Effect of Mesenchymal Stem Cell-Derived Extracellular Vesicles Induced by Advanced Glycation End Products on Energy Metabolism in Vascular Endothelial Cells

Introduction: Advanced glycation end products (AGEs) play a critical role in the development of vascular diseases in diabetes. Although stem cell therapies often involve exposure to AGEs, the impact of this environment on extracellular vesicles (EVs) and endothelial cell metabolism remains unclear.

Methods: Human umbilical cord mesenchymal stem cells (MSCs) were treated with either 0 ng/ml or 100 ng/ml AGEs in a serum-free medium for 48 hours, after which MSC-EVs were isolated. The EVs were characterized by morphology, particle size, and protein markers of MSC-EVs, and microRNA (miRNA) sequencing was performed to identify differentially expressed miRNAs. MSC-EVs were cocultured with human umbilical vein endothelial cells (HUVECs) to assess effects on cell viability, metabolic activity, oxidative stress, and antioxidant capacity. Tube formation and glucose transporter protein analyses were conducted to evaluate the angiogenic ability and glucose metabolism capacity.

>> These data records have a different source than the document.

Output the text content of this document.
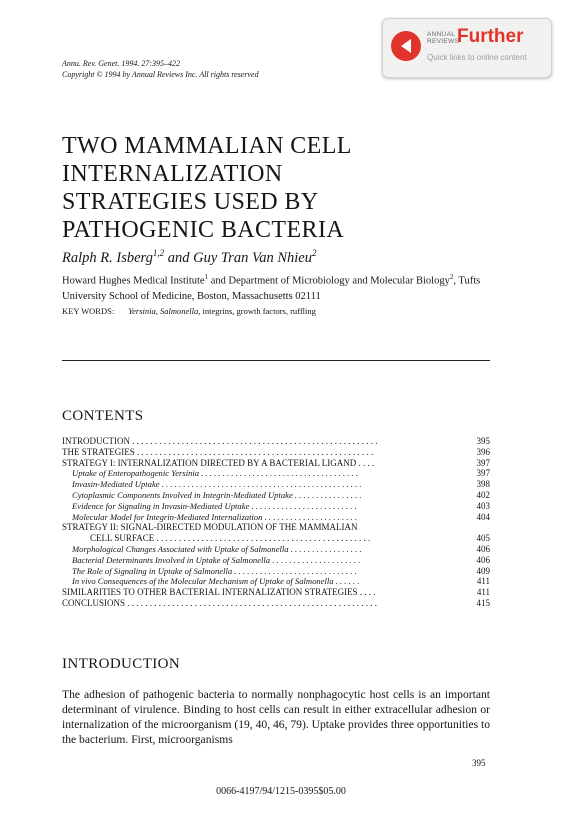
ANNUAL
REVIEWS
Further
Quick links to online content
Annu. Rev. Genet. 1994. 27:395–422
Copyright © 1994 by Annual Reviews Inc. All rights reserved
TWO MAMMALIAN CELL
INTERNALIZATION
STRATEGIES USED BY
PATHOGENIC BACTERIA
Ralph R. Isberg$^{1,2}$ and Guy Tran Van Nhieu$^2$
Howard Hughes Medical Institute$^1$ and Department of Microbiology and Molecular Biology$^2$, Tufts University School of Medicine, Boston, Massachusetts 02111
KEY WORDS: Yersinia, Salmonella, integrins, growth factors, ruffling
CONTENTS
INTRODUCTION . . . . . . . . . . . . . . . . . . . . . . . . . . . . . . . . . . . . . . . . . . . . . . . . . . . . . . .	395
THE STRATEGIES . . . . . . . . . . . . . . . . . . . . . . . . . . . . . . . . . . . . . . . . . . . . . . . . . . . . .	396
STRATEGY I: INTERNALIZATION DIRECTED BY A BACTERIAL LIGAND . . . .	397
Uptake of Enteropathogenic Yersinia . . . . . . . . . . . . . . . . . . . . . . . . . . . . . . . . . . . . .	397
Invasin-Mediated Uptake . . . . . . . . . . . . . . . . . . . . . . . . . . . . . . . . . . . . . . . . . . . . . . .	398
Cytoplasmic Components Involved in Integrin-Mediated Uptake . . . . . . . . . . . . . . . .	402
Evidence for Signaling in Invasin-Mediated Uptake . . . . . . . . . . . . . . . . . . . . . . . . .	403
Molecular Model for Integrin-Mediated Internalization . . . . . . . . . . . . . . . . . . . . . .	404
STRATEGY II: SIGNAL-DIRECTED MODULATION OF THE MAMMALIAN
CELL SURFACE . . . . . . . . . . . . . . . . . . . . . . . . . . . . . . . . . . . . . . . . . . . . . . . .	405
Morphological Changes Associated with Uptake of Salmonella . . . . . . . . . . . . . . . . .	406
Bacterial Determinants Involved in Uptake of Salmonella . . . . . . . . . . . . . . . . . . . . .	406
The Role of Signaling in Uptake of Salmonella . . . . . . . . . . . . . . . . . . . . . . . . . . . . .	409
In vivo Consequences of the Molecular Mechanism of Uptake of Salmonella . . . . . .	411
SIMILARITIES TO OTHER BACTERIAL INTERNALIZATION STRATEGIES . . . .	411
CONCLUSIONS . . . . . . . . . . . . . . . . . . . . . . . . . . . . . . . . . . . . . . . . . . . . . . . . . . . . . . . .	415
INTRODUCTION
The adhesion of pathogenic bacteria to normally nonphagocytic host cells is an important determinant of virulence. Binding to host cells can result in either extracellular adhesion or internalization of the microorganism (19, 40, 46, 79). Uptake provides three opportunities to the bacterium. First, microorganisms
395
0066-4197/94/1215-0395$05.00
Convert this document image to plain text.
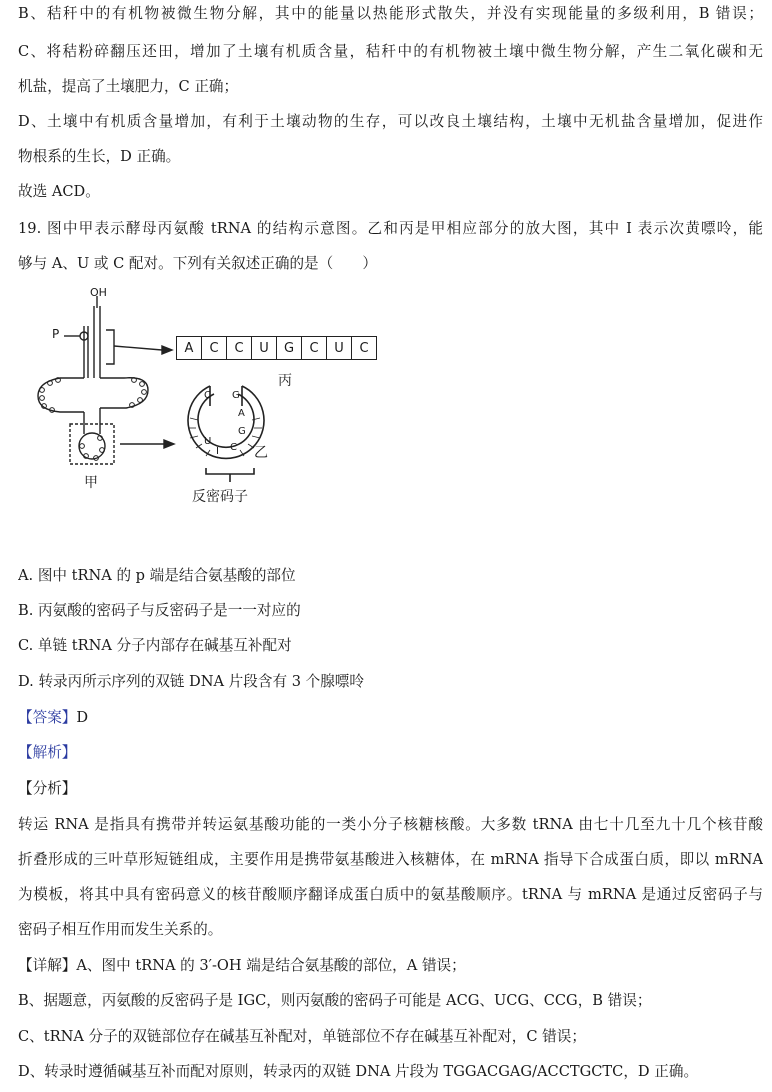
B、秸秆中的有机物被微生物分解，其中的能量以热能形式散失，并没有实现能量的多级利用，B 错误；
C、将秸粉碎翻压还田，增加了土壤有机质含量，秸秆中的有机物被土壤中微生物分解，产生二氧化碳和无
机盐，提高了土壤肥力，C 正确；
D、土壤中有机质含量增加，有利于土壤动物的生存，可以改良土壤结构，土壤中无机盐含量增加，促进作
物根系的生长，D 正确。
故选 ACD。
19. 图中甲表示酵母丙氨酸 tRNA 的结构示意图。乙和丙是甲相应部分的放大图，其中 I 表示次黄嘌呤，能
够与 A、U 或 C 配对。下列有关叙述正确的是（　　）
OH
P
A	C	C	U	G	C	U	C
丙
乙
甲
反密码子
C G
A
G
C
I
U
A. 图中 tRNA 的 p 端是结合氨基酸的部位
B. 丙氨酸的密码子与反密码子是一一对应的
C. 单链 tRNA 分子内部存在碱基互补配对
D. 转录丙所示序列的双链 DNA 片段含有 3 个腺嘌呤
【答案】D
【解析】
【分析】
转运 RNA 是指具有携带并转运氨基酸功能的一类小分子核糖核酸。大多数 tRNA 由七十几至九十几个核苷酸
折叠形成的三叶草形短链组成，主要作用是携带氨基酸进入核糖体，在 mRNA 指导下合成蛋白质，即以 mRNA
为模板，将其中具有密码意义的核苷酸顺序翻译成蛋白质中的氨基酸顺序。tRNA 与 mRNA 是通过反密码子与
密码子相互作用而发生关系的。
【详解】A、图中 tRNA 的 3′-OH 端是结合氨基酸的部位，A 错误；
B、据题意，丙氨酸的反密码子是 IGC，则丙氨酸的密码子可能是 ACG、UCG、CCG，B 错误；
C、tRNA 分子的双链部位存在碱基互补配对，单链部位不存在碱基互补配对，C 错误；
D、转录时遵循碱基互补而配对原则，转录丙的双链 DNA 片段为 TGGACGAG/ACCTGCTC，D 正确。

Results: MSC-EVs ranged from 30 to 150 nm, which is consistent with exosomal properties. AGEs treatment reduced MSC viability but had minimal effect on EV morphology and protein markers. miRNA sequencing showed downregulation of hsa-miR-223-3p and hsa-miR-126-3p_R-1, with upregulation of hsa-miR-574-5p, implicating changes in glycolytic and oxidative phosphorylation pathways. MSC-EVs treated with AGEs decreased HUVEC viability (P < 0.05), pH (P < 0.05), adenosine triphosphate (ATP) metabolism (P < 0.05), glucose metabolism (P < 0.05), while enhancing glycolysis processes, including glycolytic activity, capacity, and reserve (P < 0.05). This likely resulted from impaired mitochondrial function, including reduced ATP production, maximal respiration, basal respiration, and spare respiratory capacity (P < 0.05), or increased reactive oxygen species (ROS) (P < 0.05) and glucose-6-phosphate dehydrogenase (G6PD) activity (P < 0.05). In addition, AGEs reduced glucose transporter types 1, 3, and 4 (GLUT1, GLUT3, GLUT4), and synthesis of cytochrome c oxidase 2 expression (P < 0.05), along with angiogenic capacity (P < 0.05) in HUVECs.

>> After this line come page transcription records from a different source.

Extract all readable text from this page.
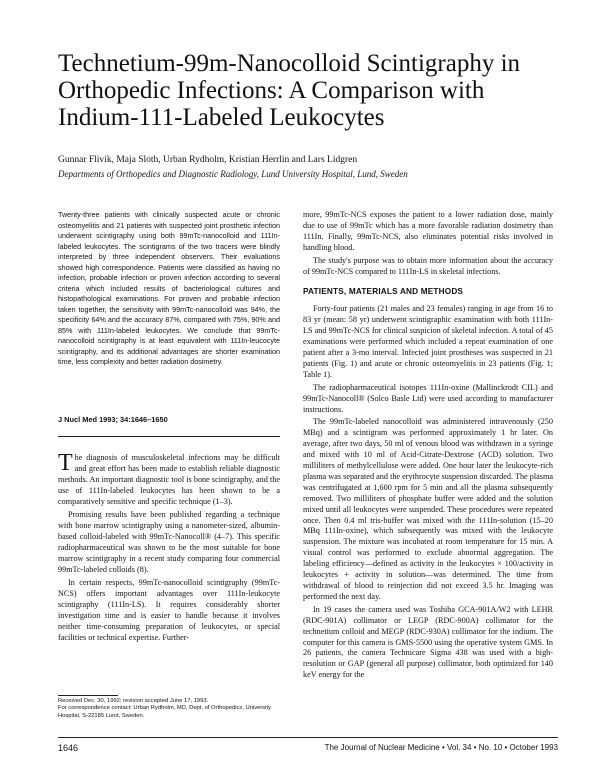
Technetium-99m-Nanocolloid Scintigraphy in Orthopedic Infections: A Comparison with Indium-111-Labeled Leukocytes

Gunnar Flivik, Maja Sloth, Urban Rydholm, Kristian Herrlin and Lars Lidgren

Departments of Orthopedics and Diagnostic Radiology, Lund University Hospital, Lund, Sweden

Twenty-three patients with clinically suspected acute or chronic osteomyelitis and 21 patients with suspected joint prosthetic infection underwent scintigraphy using both 99mTc-nanocolloid and 111In-labeled leukocytes. The scintigrams of the two tracers were blindly interpreted by three independent observers. Their evaluations showed high correspondence. Patients were classified as having no infection, probable infection or proven infection according to several criteria which included results of bacteriological cultures and histopathological examinations. For proven and probable infection taken together, the sensitivity with 99mTc-nanocolloid was 94%, the specificity 64% and the accuracy 87%, compared with 75%, 90% and 85% with 111In-labeled leukocytes. We conclude that 99mTc-nanocolloid scintigraphy is at least equivalent with 111In-leucocyte scintigraphy, and its additional advantages are shorter examination time, less complexity and better radiation dosimetry.

J Nucl Med 1993; 34:1646–1650

The diagnosis of musculoskeletal infections may be difficult and great effort has been made to establish reliable diagnostic methods. An important diagnostic tool is bone scintigraphy, and the use of 111In-labeled leukocytes has been shown to be a comparatively sensitive and specific technique (1–3).

Promising results have been published regarding a technique with bone marrow scintigraphy using a nanometer-sized, albumin-based colloid-labeled with 99mTc-Nanocoll® (4–7). This specific radiopharmaceutical was shown to be the most suitable for bone marrow scintigraphy in a recent study comparing four commercial 99mTc-labeled colloids (8).

In certain respects, 99mTc-nanocolloid scintigraphy (99mTc-NCS) offers important advantages over 111In-leukocyte scintigraphy (111In-LS). It requires considerably shorter investigation time and is easier to handle because it involves neither time-consuming preparation of leukocytes, or special facilities or technical expertise. Further-

more, 99mTc-NCS exposes the patient to a lower radiation dose, mainly due to use of 99mTc which has a more favorable radiation dosimetry than 111In. Finally, 99mTc-NCS, also eliminates potential risks involved in handling blood.

The study's purpose was to obtain more information about the accuracy of 99mTc-NCS compared to 111In-LS in skeletal infections.

PATIENTS, MATERIALS AND METHODS

Forty-four patients (21 males and 23 females) ranging in age from 16 to 83 yr (mean: 58 yr) underwent scintigraphic examination with both 111In-LS and 99mTc-NCS for clinical suspicion of skeletal infection. A total of 45 examinations were performed which included a repeat examination of one patient after a 3-mo interval. Infected joint prostheses was suspected in 21 patients (Fig. 1) and acute or chronic osteomyelitis in 23 patients (Fig. 1; Table 1).

The radiopharmaceutical isotopes 111In-oxine (Mallinckrodt CIL) and 99mTc-Nanocoll® (Solco Basle Ltd) were used according to manufacturer instructions.

The 99mTc-labeled nanocolloid was administered intravenously (250 MBq) and a scintigram was performed approximately 1 hr later. On average, after two days, 50 ml of venous blood was withdrawn in a syringe and mixed with 10 ml of Acid-Citrate-Dextrose (ACD) solution. Two milliliters of methylcellulose were added. One hour later the leukocyte-rich plasma was separated and the erythrocyte suspension discarded. The plasma was centrifugated at 1,600 rpm for 5 min and all the plasma subsequently removed. Two milliliters of phosphate buffer were added and the solution mixed until all leukocytes were suspended. These procedures were repeated once. Then 0.4 ml tris-buffer was mixed with the 111In-solution (15–20 MBq 111In-oxine), which subsequently was mixed with the leukocyte suspension. The mixture was incubated at room temperature for 15 min. A visual control was performed to exclude abnormal aggregation. The labeling efficiency—defined as activity in the leukocytes × 100/activity in leukocytes + activity in solution—was determined. The time from withdrawal of blood to reinjection did not exceed 3.5 hr. Imaging was performed the next day.

In 19 cases the camera used was Toshiba GCA-901A/W2 with LEHR (RDC-901A) collimator or LEGP (RDC-900A) collimator for the technetium colloid and MEGP (RDC-930A) collimator for the indium. The computer for this camera is GMS-5500 using the operative system GMS. In 26 patients, the camera Technicare Sigma 438 was used with a high-resolution or GAP (general all purpose) collimator, both optimized for 140 keV energy for the

Received Dec. 30, 1992; revision accepted June 17, 1993.

For correspondence contact: Urban Rydholm, MD, Dept. of Orthopedics, University Hospital, S-22185 Lund, Sweden.

1646	The Journal of Nuclear Medicine • Vol. 34 • No. 10 • October 1993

Conclusion: Exposure to AGEs diminishes the therapeutic potential of MSC-derived EVs by disrupting energy metabolism and promoting metabolic reprogramming in endothelial cells. These findings suggest that adjusting the dosage or frequency of MSC-EVs may enhance their efficacy for treating diabetes-related vascular conditions. Further research is warranted to evaluate AGEs' broader impact on various cell types and metabolic pathways for improved exosome-based therapies.